The old man didn’t show much emotion on a normal day. He hadn’t even seemed worried when they were pinned together with a piece of jagged metal. He wore an aloof mask as much as possible, so it was rare to see more than a twinkle of humor in his eyes or a frown deepening the lines grooved into his face.
But in that moment, surrounded by a sea of vendors and flowers, Alastair looked truly stricken.
“You’re naming him Atlas Alastair?”
Humor bleeding into tenderness, Dahlia broke away from Felix to reach for her father’s hand. Giving it a squeeze, she said, “I wouldn’t have any of this if we hadn’t met that night. So yeah,that’s what we’ve decided.” A smile tugged at her lips. “And don’t worry. Dad has already called dibs on the next one.”
Alastair swallowed hard. He looked away quickly, but not before she spied the sheen of tears in his eyes. Clearly trying to regain his composure, he rasped, “I see. Well. That’s fine, I suppose.”
“Oh, look.” Felix came up beside her and pointed to a stall just a few feet away.
Arrayed in baskets on the counter and around it were hundreds of dahlias. They burst from their containers in small floral explosions of reds, pinks, and creams. Each one was its own stunning creation, with every silken petal perfectly layered on top of its neighbor to create spirals of rich color.
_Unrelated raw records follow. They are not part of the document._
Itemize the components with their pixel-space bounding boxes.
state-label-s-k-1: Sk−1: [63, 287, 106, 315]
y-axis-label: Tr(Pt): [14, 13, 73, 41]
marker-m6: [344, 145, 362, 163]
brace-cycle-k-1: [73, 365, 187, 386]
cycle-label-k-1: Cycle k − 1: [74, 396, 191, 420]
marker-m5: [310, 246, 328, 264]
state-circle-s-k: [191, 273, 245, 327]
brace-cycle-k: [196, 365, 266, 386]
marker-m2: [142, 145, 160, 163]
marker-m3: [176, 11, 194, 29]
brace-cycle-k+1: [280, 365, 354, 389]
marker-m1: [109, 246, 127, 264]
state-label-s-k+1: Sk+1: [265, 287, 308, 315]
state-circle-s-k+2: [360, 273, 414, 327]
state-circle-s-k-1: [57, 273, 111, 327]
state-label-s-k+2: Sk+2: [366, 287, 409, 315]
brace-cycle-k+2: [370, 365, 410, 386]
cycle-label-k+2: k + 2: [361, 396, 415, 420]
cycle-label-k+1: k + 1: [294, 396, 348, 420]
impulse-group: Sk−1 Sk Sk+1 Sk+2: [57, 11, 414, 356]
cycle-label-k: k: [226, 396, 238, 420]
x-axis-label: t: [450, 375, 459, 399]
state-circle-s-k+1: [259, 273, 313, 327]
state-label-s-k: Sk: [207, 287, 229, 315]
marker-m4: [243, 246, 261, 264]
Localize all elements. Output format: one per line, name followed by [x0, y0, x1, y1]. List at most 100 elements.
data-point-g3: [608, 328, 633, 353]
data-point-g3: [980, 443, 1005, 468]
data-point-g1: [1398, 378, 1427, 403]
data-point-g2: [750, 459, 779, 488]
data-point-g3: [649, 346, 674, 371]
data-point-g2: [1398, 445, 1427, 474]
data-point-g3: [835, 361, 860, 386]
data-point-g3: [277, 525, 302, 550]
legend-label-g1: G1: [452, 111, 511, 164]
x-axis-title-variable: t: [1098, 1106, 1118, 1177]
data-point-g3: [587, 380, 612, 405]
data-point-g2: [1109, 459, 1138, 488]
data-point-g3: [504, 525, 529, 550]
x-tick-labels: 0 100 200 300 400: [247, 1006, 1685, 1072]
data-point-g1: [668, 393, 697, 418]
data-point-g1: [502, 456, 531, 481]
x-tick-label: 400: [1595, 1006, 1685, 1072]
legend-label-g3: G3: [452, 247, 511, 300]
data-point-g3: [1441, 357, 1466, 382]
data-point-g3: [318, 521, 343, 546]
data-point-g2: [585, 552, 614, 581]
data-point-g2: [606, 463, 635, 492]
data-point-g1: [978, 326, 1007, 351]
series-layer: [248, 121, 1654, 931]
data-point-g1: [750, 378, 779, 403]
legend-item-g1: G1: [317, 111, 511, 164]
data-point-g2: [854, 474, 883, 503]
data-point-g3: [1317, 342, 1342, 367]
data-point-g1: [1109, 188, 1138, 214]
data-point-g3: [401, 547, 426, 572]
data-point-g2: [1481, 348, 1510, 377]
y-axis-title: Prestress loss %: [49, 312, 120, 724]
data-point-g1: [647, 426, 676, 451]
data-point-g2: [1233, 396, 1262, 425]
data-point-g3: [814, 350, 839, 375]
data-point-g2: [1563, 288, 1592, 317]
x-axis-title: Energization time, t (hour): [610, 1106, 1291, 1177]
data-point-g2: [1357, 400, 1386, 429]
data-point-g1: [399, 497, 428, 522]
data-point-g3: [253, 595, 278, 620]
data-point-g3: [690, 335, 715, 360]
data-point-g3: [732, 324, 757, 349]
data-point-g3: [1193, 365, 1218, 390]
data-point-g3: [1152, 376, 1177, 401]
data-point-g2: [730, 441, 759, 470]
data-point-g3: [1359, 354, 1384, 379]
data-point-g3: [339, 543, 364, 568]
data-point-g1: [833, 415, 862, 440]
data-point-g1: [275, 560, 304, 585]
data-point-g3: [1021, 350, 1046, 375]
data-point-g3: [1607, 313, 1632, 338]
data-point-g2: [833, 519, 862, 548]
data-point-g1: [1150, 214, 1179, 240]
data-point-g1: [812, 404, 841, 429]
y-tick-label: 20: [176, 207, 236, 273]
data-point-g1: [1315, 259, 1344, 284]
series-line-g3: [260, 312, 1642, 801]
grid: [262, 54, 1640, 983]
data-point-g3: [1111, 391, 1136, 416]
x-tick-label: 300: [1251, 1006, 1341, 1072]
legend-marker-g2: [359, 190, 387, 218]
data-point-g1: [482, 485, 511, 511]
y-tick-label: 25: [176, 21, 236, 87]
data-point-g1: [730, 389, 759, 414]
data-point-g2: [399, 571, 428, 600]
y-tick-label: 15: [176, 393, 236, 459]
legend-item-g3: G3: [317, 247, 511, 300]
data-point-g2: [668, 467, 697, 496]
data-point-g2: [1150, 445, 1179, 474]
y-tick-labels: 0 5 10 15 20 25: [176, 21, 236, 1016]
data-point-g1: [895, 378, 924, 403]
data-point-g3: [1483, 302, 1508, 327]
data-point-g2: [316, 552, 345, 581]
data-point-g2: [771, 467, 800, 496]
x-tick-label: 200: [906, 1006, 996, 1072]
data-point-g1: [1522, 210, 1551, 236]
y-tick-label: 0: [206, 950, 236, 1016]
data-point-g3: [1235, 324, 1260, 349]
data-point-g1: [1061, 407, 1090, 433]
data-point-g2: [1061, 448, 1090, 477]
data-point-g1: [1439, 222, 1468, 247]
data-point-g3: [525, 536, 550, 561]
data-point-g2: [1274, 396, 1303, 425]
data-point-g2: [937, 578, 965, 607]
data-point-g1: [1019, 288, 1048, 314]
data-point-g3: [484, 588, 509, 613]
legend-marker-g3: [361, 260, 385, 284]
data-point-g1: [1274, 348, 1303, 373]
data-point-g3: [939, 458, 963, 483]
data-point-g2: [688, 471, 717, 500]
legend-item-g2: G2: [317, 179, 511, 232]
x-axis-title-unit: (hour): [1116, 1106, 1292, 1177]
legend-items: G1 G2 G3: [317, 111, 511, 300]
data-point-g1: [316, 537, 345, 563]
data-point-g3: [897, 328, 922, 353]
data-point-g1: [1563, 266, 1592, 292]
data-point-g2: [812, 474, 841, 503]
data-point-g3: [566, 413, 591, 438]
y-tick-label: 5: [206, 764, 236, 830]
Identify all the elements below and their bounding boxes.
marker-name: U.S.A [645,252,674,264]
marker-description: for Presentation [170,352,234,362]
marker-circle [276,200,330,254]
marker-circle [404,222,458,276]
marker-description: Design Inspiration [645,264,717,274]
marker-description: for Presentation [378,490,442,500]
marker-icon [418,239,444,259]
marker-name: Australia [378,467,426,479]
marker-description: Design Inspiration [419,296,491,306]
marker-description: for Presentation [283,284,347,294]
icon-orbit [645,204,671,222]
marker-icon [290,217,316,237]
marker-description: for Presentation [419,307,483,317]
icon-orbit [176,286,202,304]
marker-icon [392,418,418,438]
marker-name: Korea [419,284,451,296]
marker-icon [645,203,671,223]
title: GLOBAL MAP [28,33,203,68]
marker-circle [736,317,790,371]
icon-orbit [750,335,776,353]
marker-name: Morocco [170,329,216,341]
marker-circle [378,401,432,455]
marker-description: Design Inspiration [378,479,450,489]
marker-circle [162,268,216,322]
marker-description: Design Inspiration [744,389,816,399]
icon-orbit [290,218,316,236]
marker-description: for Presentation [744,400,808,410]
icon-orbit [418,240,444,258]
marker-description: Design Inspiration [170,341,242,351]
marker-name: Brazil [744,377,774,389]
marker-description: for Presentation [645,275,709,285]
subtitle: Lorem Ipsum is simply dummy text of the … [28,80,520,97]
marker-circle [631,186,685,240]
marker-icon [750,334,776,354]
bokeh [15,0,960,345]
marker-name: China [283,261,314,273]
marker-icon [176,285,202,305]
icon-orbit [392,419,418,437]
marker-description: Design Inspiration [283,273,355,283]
Trailing his hand down her back to rest on her hip, Felix drew her into his side. “You know, I think I just thought of a great name for the bar.”
Dahlia looked up at him. Whatever physical discomfort she felt was momentarily forgotten when she found him gazing down at her like that — as if she was the only thing in the universe that mattered.
“What is it?” she asked, a little breathless.
Mouth curved in that devastating fanged smile, he answered, “The Crimson Dahlia.”